Operations Risk Management by Planning Optimally the Qualified Workforce Capacity

Operational risks are defined as risks of human origin. Unlike financial risks that can be handled in a financial manner (e.g. insurances, savings, derivatives), the treatment of operational risks calls for a ``managerial approach". Consequently, we propose a new way of dealing with operational risk, which relies on the well known aggregate planning model. To illustrate this idea, we have adapted this model to the case of a back office of a bank specializing in the trading of derivative products. Our contribution corresponds to several improvements applied to stochastic programming techniques.
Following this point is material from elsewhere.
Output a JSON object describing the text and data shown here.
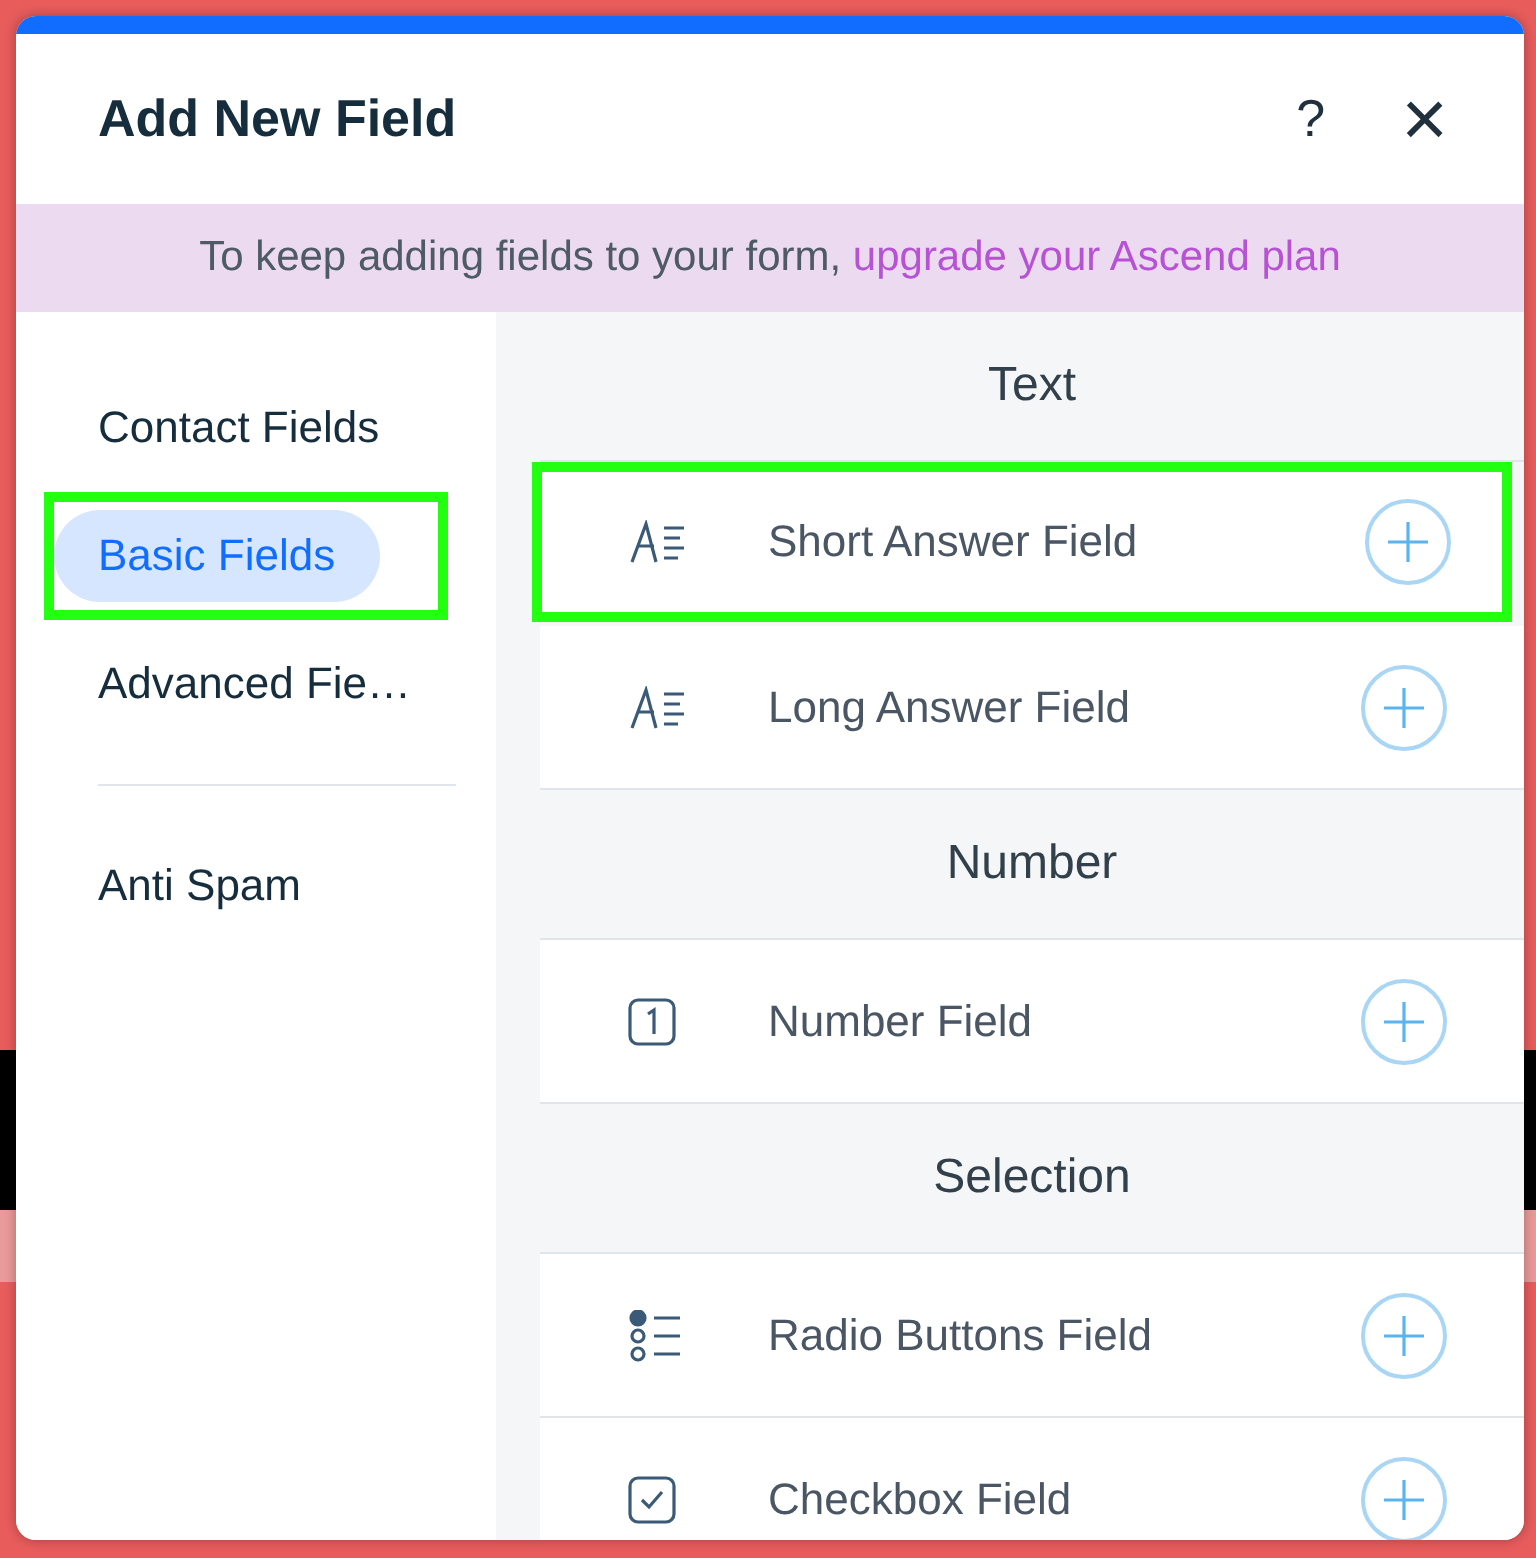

First, the model is transformed into a multistage stochastic program in order to take into account the randomness associated with the volume of transaction demand and with the capacity of work provided by qualified and non-qualified employees. Second, as advocated by Basel II, we calculate the probability distribution based on Bayesian Network to circumvent the difficulty to obtain data in operations. Third, we go a step further by relaxing the traditional assumption in stochastic programming that imposes a strict independence between the decision variables and the random elements. Comparative results show that these improved stochastic programming models tend generally to allocate more human expertise in order to hedge operational risks. Finally, we employ the dual solutions of the stochastic programs to detect periods and nodes that are at risk in terms of expertise availability.